Currency crises like the one in August 1998 are often characterized by a vicious downward spiral of self-fulfilling prophecies. As expectations rise that the government will eventually fail in its efforts to defend the currency, more and more ruble holders will convert their rubles into stabler currencies. Demand for rubles falls while demand for dollars rises, putting downward pressure on the Russian currency. Furthermore, these transactions flood the market with even more rubles that the government is forced to buy up if it hopes to maintain the currency's value.
Since nobody wants to be the last man holding rubles when the currency collapses, this spiral can exacerbate and accelerate the coming collapse. Speculative attacks only add fuel to this fire.
Though Putin's Russia in 2014 is a vastly different country than Yeltsin's Russia in 1998, the parallels between the two eras are strong enough to warrant Russians to take heed. Though the government does not have the same debt burden today, neither does it have infinite reserves.
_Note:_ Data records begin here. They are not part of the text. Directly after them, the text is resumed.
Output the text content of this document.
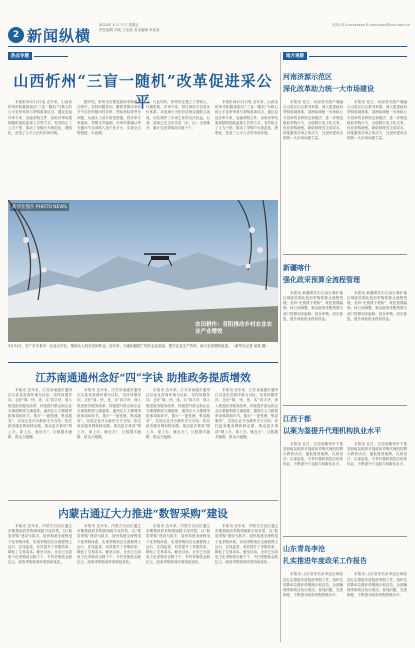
2 新闻纵横
2020年 4 月 3 日 星期五
责任编辑 刘某 王某某 美术编辑 李某某
电话:010-xxxxxxxx E-mail:xxxx@xxx.com.cn
热点专题
山西忻州“三盲一随机”改革促进采公平
本报忻州4月2日电 近年来，山西省忻州市积极探索以“三盲一随机”为核心的公平竞争审查与采购改革试点，通过盲选评审专家、盲编采购文件、盲取评审结果和随机抽取监督人员等方式，有效防止了人为干预，推动了采购行为规范化、透明化，营造了公平公正的市场环境。
据介绍，忻州市在推进政府采购改革过程中，坚持问题导向，聚焦采购评审环节中存在的倾向性评审、围标串标等突出问题，从源头上设计防控措施，将评审专家抽取、采购文件编制、评审结果确认等关键环节全部纳入电子化平台，实现全过程留痕、可追溯。
与此同时，忻州市还建立了采购人、代理机构、评审专家、供应商四方信用评价体系，对违规行为依法依规实施联合惩戒，切实保护了市场主体的合法权益。目前，改革已在全市各县（市、区）全面推开，累计完成采购项目数千个。
本报忻州4月2日电 近年来，山西省忻州市积极探索以“三盲一随机”为核心的公平竞争审查与采购改革试点，通过盲选评审专家、盲编采购文件、盲取评审结果和随机抽取监督人员等方式，有效防止了人为干预，推动了采购行为规范化、透明化，营造了公平公正的市场环境。
新华社图片 PHOTO NEWS
农田耕作：昔阳推动乡村农业农业产业增效
3月31日，在广东中某市一农业合作社，植保无人机在田间作业。近年来，当地积极推广现代农业装备，提升农业生产效率，助力农民增收致富。（新华社记者 某某 摄）
江苏南通通州念好“四”字诀 助推政务提质增效
本报讯 近年来，江苏省南通市通州区以优化营商环境为目标，坚持问题导向，念好“简、快、优、实”四字诀，深入推进政务服务改革，持续提升群众和企业办事便利度与满意度。通州区大力精简审批事项和环节，推行“一窗受理、集成服务”，实现企业开办最快半天办结；依托政务服务网和移动端，推动更多事项“网上办、掌上办、就近办”，让数据多跑路、群众少跑腿。
本报讯 近年来，江苏省南通市通州区以优化营商环境为目标，坚持问题导向，念好“简、快、优、实”四字诀，深入推进政务服务改革，持续提升群众和企业办事便利度与满意度。通州区大力精简审批事项和环节，推行“一窗受理、集成服务”，实现企业开办最快半天办结；依托政务服务网和移动端，推动更多事项“网上办、掌上办、就近办”，让数据多跑路、群众少跑腿。
本报讯 近年来，江苏省南通市通州区以优化营商环境为目标，坚持问题导向，念好“简、快、优、实”四字诀，深入推进政务服务改革，持续提升群众和企业办事便利度与满意度。通州区大力精简审批事项和环节，推行“一窗受理、集成服务”，实现企业开办最快半天办结；依托政务服务网和移动端，推动更多事项“网上办、掌上办、就近办”，让数据多跑路、群众少跑腿。
本报讯 近年来，江苏省南通市通州区以优化营商环境为目标，坚持问题导向，念好“简、快、优、实”四字诀，深入推进政务服务改革，持续提升群众和企业办事便利度与满意度。通州区大力精简审批事项和环节，推行“一窗受理、集成服务”，实现企业开办最快半天办结；依托政务服务网和移动端，推动更多事项“网上办、掌上办、就近办”，让数据多跑路、群众少跑腿。
内蒙古通辽大力推进“数智采购”建设
本报讯 近年来，内蒙古自治区通辽市聚焦政府采购领域数字化转型，以“数智采购”建设为抓手，加快构建全流程电子化采购体系，实现采购项目全流程网上运行、在线监管，有效提升了采购效率，降低了交易成本。截至目前，全市已完成电子化采购项目数千个，节约采购资金数亿元，政府采购营商环境持续优化。
本报讯 近年来，内蒙古自治区通辽市聚焦政府采购领域数字化转型，以“数智采购”建设为抓手，加快构建全流程电子化采购体系，实现采购项目全流程网上运行、在线监管，有效提升了采购效率，降低了交易成本。截至目前，全市已完成电子化采购项目数千个，节约采购资金数亿元，政府采购营商环境持续优化。
本报讯 近年来，内蒙古自治区通辽市聚焦政府采购领域数字化转型，以“数智采购”建设为抓手，加快构建全流程电子化采购体系，实现采购项目全流程网上运行、在线监管，有效提升了采购效率，降低了交易成本。截至目前，全市已完成电子化采购项目数千个，节约采购资金数亿元，政府采购营商环境持续优化。
本报讯 近年来，内蒙古自治区通辽市聚焦政府采购领域数字化转型，以“数智采购”建设为抓手，加快构建全流程电子化采购体系，实现采购项目全流程网上运行、在线监管，有效提升了采购效率，降低了交易成本。截至目前，全市已完成电子化采购项目数千个，节约采购资金数亿元，政府采购营商环境持续优化。
地方观察
河南济源示范区
深化改革助力统一大市场建设
本报讯 近日，河南省济源产城融合示范区出台系列举措，深入推进政府采购领域改革，清理妨碍统一市场和公平竞争的各种规定和做法，进一步规范政府采购行为，全面推行电子化交易，优化采购流程，降低制度性交易成本，持续激发市场主体活力，为加快建设全国统一大市场贡献力量。
本报讯 近日，河南省济源产城融合示范区出台系列举措，深入推进政府采购领域改革，清理妨碍统一市场和公平竞争的各种规定和做法，进一步规范政府采购行为，全面推行电子化交易，优化采购流程，降低制度性交易成本，持续激发市场主体活力，为加快建设全国统一大市场贡献力量。
新疆喀什
强化政采预算全流程管理
本报讯 新疆维吾尔自治区喀什地区财政局强化政府采购预算全流程管理，坚持“无预算不采购”，规范预算编制、执行和调整，推动政府采购预算与部门预算同步编制、同步审核、同步批复，提升财政资金使用效益。
本报讯 新疆维吾尔自治区喀什地区财政局强化政府采购预算全流程管理，坚持“无预算不采购”，规范预算编制、执行和调整，推动政府采购预算与部门预算同步编制、同步审核、同步批复，提升财政资金使用效益。
江西于都
以案为鉴提升代理机构执业水平
本报讯 近日，江西省赣州市于都县财政局组织开展政府采购代理机构警示教育活动，通报典型案例，以案说法、以案促改，引导代理机构依法依规执业，不断提升专业能力和服务水平。
本报讯 近日，江西省赣州市于都县财政局组织开展政府采购代理机构警示教育活动，通报典型案例，以案说法、以案促改，引导代理机构依法依规执业，不断提升专业能力和服务水平。
山东青岛李沧
扎实推进年度政采工作报告
本报讯 山东省青岛市李沧区财政局扎实推进年度政府采购工作，组织各预算单位做好采购统计和总结，全面梳理采购项目执行情况，查找问题、完善制度，不断提升政府采购管理水平。
本报讯 山东省青岛市李沧区财政局扎实推进年度政府采购工作，组织各预算单位做好采购统计和总结，全面梳理采购项目执行情况，查找问题、完善制度，不断提升政府采购管理水平。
A costly intervention in Ukraine's ongoing conflict, the costs of integrating Crimea into Russia, falling oil prices, unsustainable budget expenditures for the sake of maintaining regime support, and billions wasted defending the ruble could quickly drain the country's estimated $450 billion in reserves. By comparison, the 2008 intervention to defend the ruble cost $200 billion. Though it can hold out for much longer than it did in 1998, Russia cannot withstand falling oil prices and exchange rates forever, especially if sanctions drag on.
If Russia reaches the day when it has exhausted its reserves, it will struggle to find willing lenders, just as it struggled in 1998. But this time it won't just be due to risk aversion on the part of international lenders; sanctions on Russia's largest banks have choked off much of the country's access to international borrowing.
This reality lays the foundation for a new debt crisis that could rock the public and private sectors as Russian firms struggle to service existing debts without access to additional international borrowing. As was the case in 1998, most of those existing debts are denominated in dollars — and now in 2014 — euros. Businesses are well aware that those debts will become increasingly costly to repay as the ruble spirals downward.
And so the vicious cycle takes hold. Indebted businesses snatch up what few dollars and euros they can acquire on already-strained domestic markets, fueling the ruble's fall. Firms with large holdings in rubles exchange them for foreign currencies as a hedge against further devaluation. The ruble falls further.
Eventually, the man on the street will realize that his life savings — what little there may be — are evaporating as the ruble slides further. The self-fulfilling prophesy becomes reality as ordinary Russians struggle to meet the basic needs of their families amid rampant inflation.
Two key consequences of the August 1998 crisis are worth remembering. First, the country's economic trajectory was put in a tailspin once again, with Russians' real wages falling to their lowest level in the post-Soviet era. Russia's economy would recover only with the rebound in oil prices during the ensuing decade. There is no guarantee that Russia can count on such fortune today, and the full economic costs of Russia's current confrontation with the West remain to be seen. However they tally, they will be steep.
Second, the 1998 crisis was a watershed moment in Russia's political development. The people of Russia, beaten down by years of economic trauma and failed reforms, were ready by 1998 for anyone but Yeltsin. Russians demanded anyone who could restore order and stability to Russia's economic and political system; Russians demanded the anti-Yeltsin.
August 1998 set the stage for the rise of Vladimir Putin, the anti-Yeltsin. Should the vicious cycle of economic crisis grip Russia once again, we can only imagine what kind of "anti-Putin" could rise from the ruins.